WASHINGTON (Reuters) – Nasdaq said it erred in releasing a statement earlier on Friday that said the U.S. government had cleared a deal giving Dubai’s state-owned stock exchange a minority stake in Nasdaq.
“A Nasdaq press release regarding the Committee on Foreign Investment in the United States (CFIUS) approval of Nasdaq’s application was distributed in error. A formal announcement will be distributed when appropriate,” the U.S. stock exchange said in a statement.
A Nasdaq spokeswoman declined to comment on whether the statement that was issued in error was accurate. She declined to explain how it was issued in error.
A Borse Dubai spokesman had no comment. A spokeswoman for the Treasury Department, which heads the foreign investment committee, had no comment.
Earlier on Friday, Nasdaq issued a statement saying the CFIUS panel had approved the deal, clearing the way for the exchanges to proceed with a transaction in which Borse Dubai would get Nasdaq’s stake in the London Stock Exchange Group and a minority stake in the U.S. exchange.
The deal would also allow Nasdaq, which lists many top U.S. tech companies such as Google Inc and Microsoft Corp, to proceed with its plan to combine with Stockholm-based OMX.
The deal is expected to help Nasdaq compete for volume and listings with NYSE Euronext. It is one of many deals Nasdaq brokered this year amid a wave of consolidation among the world’s securities exchanges. This year, Nasdaq reached deals to take over the Philadelphia and Boston stock exchanges.

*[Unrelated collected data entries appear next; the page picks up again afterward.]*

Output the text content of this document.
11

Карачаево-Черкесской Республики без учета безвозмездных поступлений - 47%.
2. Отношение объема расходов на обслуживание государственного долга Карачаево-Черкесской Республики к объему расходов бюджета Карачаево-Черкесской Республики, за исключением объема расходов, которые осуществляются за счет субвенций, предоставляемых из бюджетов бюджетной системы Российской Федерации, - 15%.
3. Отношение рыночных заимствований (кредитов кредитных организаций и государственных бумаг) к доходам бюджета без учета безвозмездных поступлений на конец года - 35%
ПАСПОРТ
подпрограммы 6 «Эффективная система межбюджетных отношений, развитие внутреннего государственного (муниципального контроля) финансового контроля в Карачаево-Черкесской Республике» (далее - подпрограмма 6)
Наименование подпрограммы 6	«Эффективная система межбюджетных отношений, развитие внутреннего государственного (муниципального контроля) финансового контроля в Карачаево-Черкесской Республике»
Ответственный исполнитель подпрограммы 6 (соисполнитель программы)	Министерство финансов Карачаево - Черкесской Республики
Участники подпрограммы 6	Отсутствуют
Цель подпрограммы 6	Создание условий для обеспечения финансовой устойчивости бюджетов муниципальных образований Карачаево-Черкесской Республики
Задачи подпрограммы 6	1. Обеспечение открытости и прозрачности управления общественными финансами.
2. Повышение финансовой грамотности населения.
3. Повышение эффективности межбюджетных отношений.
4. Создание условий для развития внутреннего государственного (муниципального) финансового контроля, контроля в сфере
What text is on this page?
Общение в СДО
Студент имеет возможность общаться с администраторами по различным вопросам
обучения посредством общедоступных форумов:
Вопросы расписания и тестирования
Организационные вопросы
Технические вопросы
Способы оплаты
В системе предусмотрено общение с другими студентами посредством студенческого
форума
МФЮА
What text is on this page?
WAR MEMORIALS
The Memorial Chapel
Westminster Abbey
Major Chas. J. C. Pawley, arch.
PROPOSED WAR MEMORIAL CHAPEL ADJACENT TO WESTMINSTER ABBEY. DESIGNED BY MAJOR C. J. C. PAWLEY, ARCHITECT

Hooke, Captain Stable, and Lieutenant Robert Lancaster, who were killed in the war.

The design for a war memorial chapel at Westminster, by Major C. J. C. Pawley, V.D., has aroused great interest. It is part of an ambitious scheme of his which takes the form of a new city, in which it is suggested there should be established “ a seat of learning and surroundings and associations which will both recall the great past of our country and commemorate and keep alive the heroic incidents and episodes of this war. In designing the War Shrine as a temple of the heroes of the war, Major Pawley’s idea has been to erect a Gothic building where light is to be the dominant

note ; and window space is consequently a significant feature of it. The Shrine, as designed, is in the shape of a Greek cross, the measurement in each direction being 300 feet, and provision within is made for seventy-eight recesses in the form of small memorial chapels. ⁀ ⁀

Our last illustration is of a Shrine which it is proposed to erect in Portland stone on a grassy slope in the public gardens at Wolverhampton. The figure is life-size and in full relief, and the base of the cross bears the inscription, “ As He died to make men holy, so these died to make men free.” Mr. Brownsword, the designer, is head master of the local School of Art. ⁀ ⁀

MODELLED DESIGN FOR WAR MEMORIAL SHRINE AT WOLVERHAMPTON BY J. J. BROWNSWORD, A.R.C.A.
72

In September, when the Dubai deal was announced, some U.S. Democratic lawmakers called for a careful national security review of the transaction. The Bush administration promised that the deal would be examined under a newly strengthened law requiring CFIUS to spend more time vetting deals to better inform Congress.
The stricter law followed a firestorm of criticism in 2006 when CFIUS approved the acquisition of some U.S. port operations by state-owned Dubai Ports World.
CFIUS, whose members include the secretaries of the Treasury, Homeland Security and State departments, is updating its rules to carry out the new law.